Verso la realizzazione dell’oleodotto Keystone
Il veto posto dal presidente americano Obama alla realizzazione dell’oleodotto che avrebbe dovuto collegare il Canada con il Messico ha rappresentato uno dei pilastri della politica energetica dell’amministrazione uscente. Keystone, con i suoi 1.897 km, una volta giunto a regime avrebbe dovuto trasportare dalle sabbie della canadese Alberta alle raffinerie del Golfo del Messico sino a 800 mila barili di petrolio al giorno. Grande oppositore del progetto è stato il Segretario di Stato John Kerry per il quale “portare avanti questo progetto avrebbe minato in modo significativo la nostra capacità di continuare a essere una guida nella lotta al cambiamento climatico”. E sulla stessa linea del suo successore alla guida della diplomazia americana si era posta nel corso della campagna elettorale Hillary Clinton. Donald Trump, al contrario, ha già assicurato che l’oleodotto verrà completato (manca, infatti, la realizzazione della quarta fase dell’opera) precisando, al contempo, che “un’importante quota dei profitti dovrà rimanere negli Stati Uniti”. Con buona pace dei canadesi e dei messicani.
I rapporti con l’Opec
Al di là delle manifestazioni di apprezzamento per la Russia di Putin che possono portare ad ipotizzare un sostegno americano nella “lotta” tra la Russia e l’Opec, nel corso della campagna elettorale Trump non ha mai affrontato il problema dei rapporti con l’Organizzazione dei paesi esportatori di petrolio.
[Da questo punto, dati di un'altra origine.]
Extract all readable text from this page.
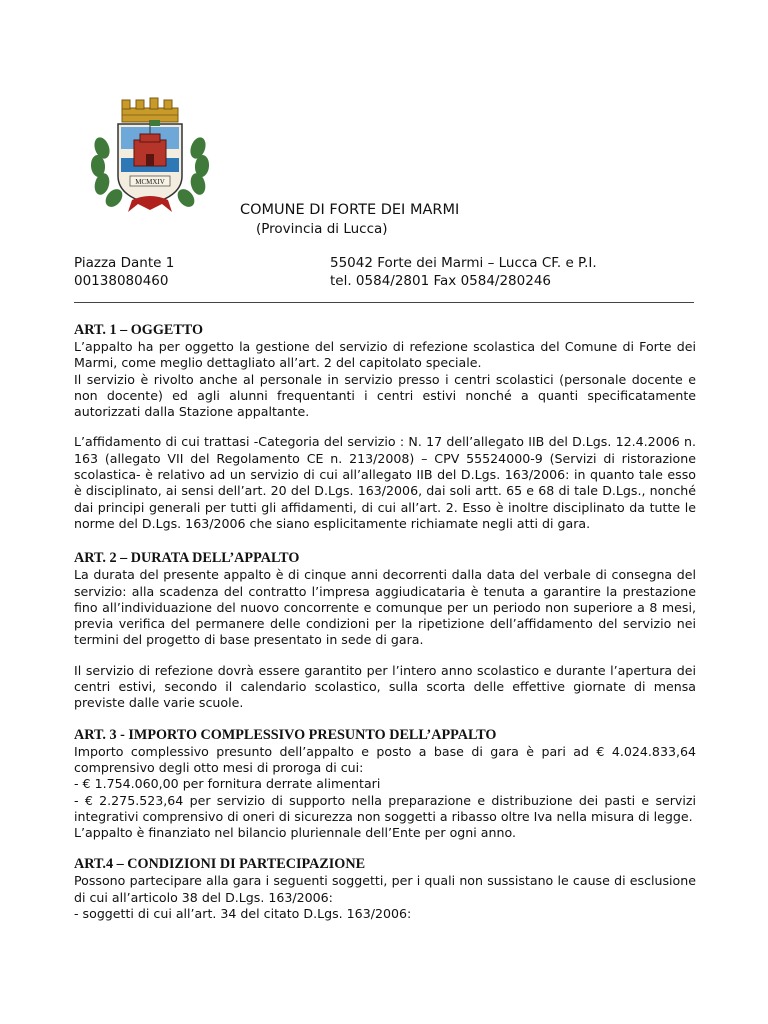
MCMXIV
COMUNE DI FORTE DEI MARMI
(Provincia di Lucca)
Piazza Dante 1
00138080460
55042 Forte dei Marmi – Lucca CF. e P.I.
tel. 0584/2801 Fax 0584/280246
ART. 1 – OGGETTO

L’appalto ha per oggetto la gestione del servizio di refezione scolastica del Comune di Forte dei Marmi, come meglio dettagliato all’art. 2 del capitolato speciale.

Il servizio è rivolto anche al personale in servizio presso i centri scolastici (personale docente e non docente) ed agli alunni frequentanti i centri estivi nonché a quanti specificatamente autorizzati dalla Stazione appaltante.

L’affidamento di cui trattasi -Categoria del servizio : N. 17 dell’allegato IIB del D.Lgs. 12.4.2006 n. 163 (allegato VII del Regolamento CE n. 213/2008) – CPV 55524000-9 (Servizi di ristorazione scolastica- è relativo ad un servizio di cui all’allegato IIB del D.Lgs. 163/2006: in quanto tale esso è disciplinato, ai sensi dell’art. 20 del D.Lgs. 163/2006, dai soli artt. 65 e 68 di tale D.Lgs., nonché dai principi generali per tutti gli affidamenti, di cui all’art. 2. Esso è inoltre disciplinato da tutte le norme del D.Lgs. 163/2006 che siano esplicitamente richiamate negli atti di gara.

ART. 2 – DURATA DELL’APPALTO

La durata del presente appalto è di cinque anni decorrenti dalla data del verbale di consegna del servizio: alla scadenza del contratto l’impresa aggiudicataria è tenuta a garantire la prestazione fino all’individuazione del nuovo concorrente e comunque per un periodo non superiore a 8 mesi, previa verifica del permanere delle condizioni per la ripetizione dell’affidamento del servizio nei termini del progetto di base presentato in sede di gara.

Il servizio di refezione dovrà essere garantito per l’intero anno scolastico e durante l’apertura dei centri estivi, secondo il calendario scolastico, sulla scorta delle effettive giornate di mensa previste dalle varie scuole.

ART. 3 - IMPORTO COMPLESSIVO PRESUNTO DELL’APPALTO

Importo complessivo presunto dell’appalto e posto a base di gara è pari ad € 4.024.833,64 comprensivo degli otto mesi di proroga di cui:

- € 1.754.060,00 per fornitura derrate alimentari

- € 2.275.523,64 per servizio di supporto nella preparazione e distribuzione dei pasti e servizi integrativi comprensivo di oneri di sicurezza non soggetti a ribasso oltre Iva nella misura di legge.

L’appalto è finanziato nel bilancio pluriennale dell’Ente per ogni anno.

ART.4 – CONDIZIONI DI PARTECIPAZIONE

Possono partecipare alla gara i seguenti soggetti, per i quali non sussistano le cause di esclusione di cui all’articolo 38 del D.Lgs. 163/2006:

- soggetti di cui all’art. 34 del citato D.Lgs. 163/2006:
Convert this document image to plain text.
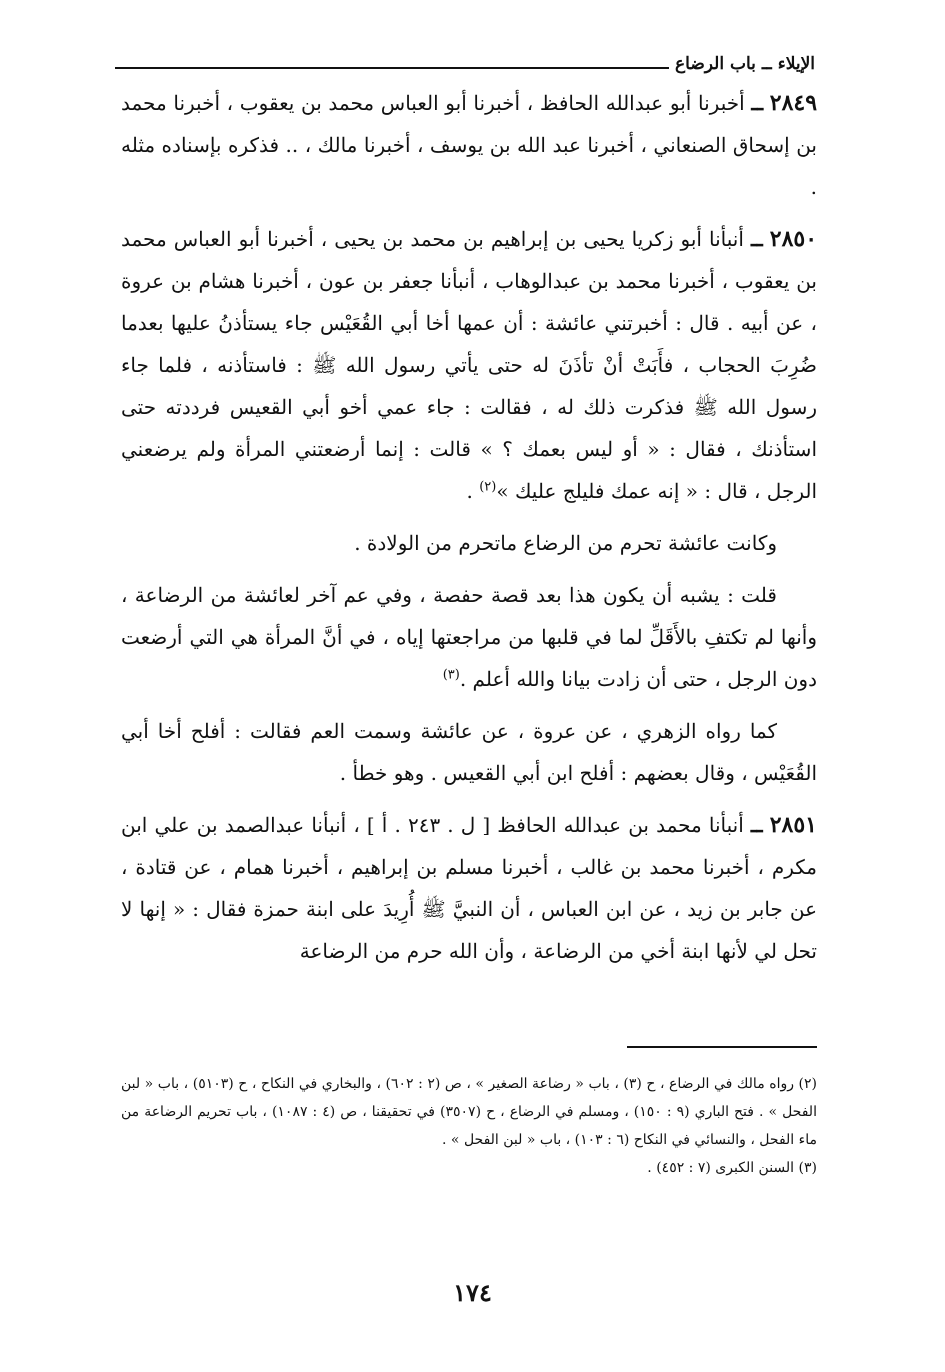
الإيلاء ــ باب الرضاع

٢٨٤٩ ــ أخبرنا أبو عبدالله الحافظ ، أخبرنا أبو العباس محمد بن يعقوب ، أخبرنا محمد بن إسحاق الصنعاني ، أخبرنا عبد الله بن يوسف ، أخبرنا مالك ، .. فذكره بإسناده مثله .

٢٨٥٠ ــ أنبأنا أبو زكريا يحيى بن إبراهيم بن محمد بن يحيى ، أخبرنا أبو العباس محمد بن يعقوب ، أخبرنا محمد بن عبدالوهاب ، أنبأنا جعفر بن عون ، أخبرنا هشام بن عروة ، عن أبيه . قال : أخبرتني عائشة : أن عمها أخا أبي القُعَيْس جاء يستأذنُ عليها بعدما ضُرِبَ الحجاب ، فأَبَتْ أنْ تأذَنَ له حتى يأتي رسول الله ﷺ : فاستأذنه ، فلما جاء رسول الله ﷺ فذكرت ذلك له ، فقالت : جاء عمي أخو أبي القعيس فرددته حتى استأذنك ، فقال : « أو ليس بعمك ؟ » قالت : إنما أرضعتني المرأة ولم يرضعني الرجل ، قال : « إنه عمك فليلج عليك »$^{(٢)}$ .

وكانت عائشة تحرم من الرضاع ماتحرم من الولادة .

قلت : يشبه أن يكون هذا بعد قصة حفصة ، وفي عم آخر لعائشة من الرضاعة ، وأنها لم تكتفِ بالأَقَلِّ لما في قلبها من مراجعتها إياه ، في أنَّ المرأة هي التي أرضعت دون الرجل ، حتى أن زادت بيانا والله أعلم .$^{(٣)}$

كما رواه الزهري ، عن عروة ، عن عائشة وسمت العم فقالت : أفلح أخا أبي القُعَيْس ، وقال بعضهم : أفلح ابن أبي القعيس . وهو خطأ .

٢٨٥١ ــ أنبأنا محمد بن عبدالله الحافظ [ ل . ٢٤٣ . أ ] ، أنبأنا عبدالصمد بن علي ابن مكرم ، أخبرنا محمد بن غالب ، أخبرنا مسلم بن إبراهيم ، أخبرنا همام ، عن قتادة ، عن جابر بن زيد ، عن ابن العباس ، أن النبيَّ ﷺ أُرِيدَ على ابنة حمزة فقال : « إنها لا تحل لي لأنها ابنة أخي من الرضاعة ، وأن الله حرم من الرضاعة

(٢) رواه مالك في الرضاع ، ح (٣) ، باب « رضاعة الصغير » ، ص (٢ : ٦٠٢) ، والبخاري في النكاح ، ح (٥١٠٣) ، باب « لبن الفحل » . فتح الباري (٩ : ١٥٠) ، ومسلم في الرضاع ، ح (٣٥٠٧) في تحقيقنا ، ص (٤ : ١٠٨٧) ، باب تحريم الرضاعة من ماء الفحل ، والنسائي في النكاح (٦ : ١٠٣) ، باب « لبن الفحل » .

(٣) السنن الكبرى (٧ : ٤٥٢) .

١٧٤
L’elezione del magnate americano non è certo una buona notizia per l’Opec e per la sua politica finalizzata a tenere basso il prezzo del petrolio proprio per mettere fuori dal mercato, tra gli altri, i produttori americani di petrolio non convenzionale. Non solo, infatti, i produttori americani stanno resistendo al basso costo del barile al di là di ogni previsione, ma il futuro presidente degli Usa intende aumentare la produzione interna di petrolio aprendo all’apertura dei terreni pubblici per l’estrazione dell’oro nero. Ma sono gli equilibri stessi interni all’Opec che potrebbero essere scossi dalla politica di Trump, specialmente quella mediorientale. Il futuro presidente, infatti, ha da sempre criticato l’atteggiamento della comunità internazionale nei confronti dell’Iran e il conseguente accordo sul nucleare, prospettando, una volta eletto, il rafforzamento delle sanzioni nei confronti della repubblica islamica. Proprio quando è nuovamente alta la tensione tra l’Arabia Saudita e Teheran, i due principali player interni all’Opec.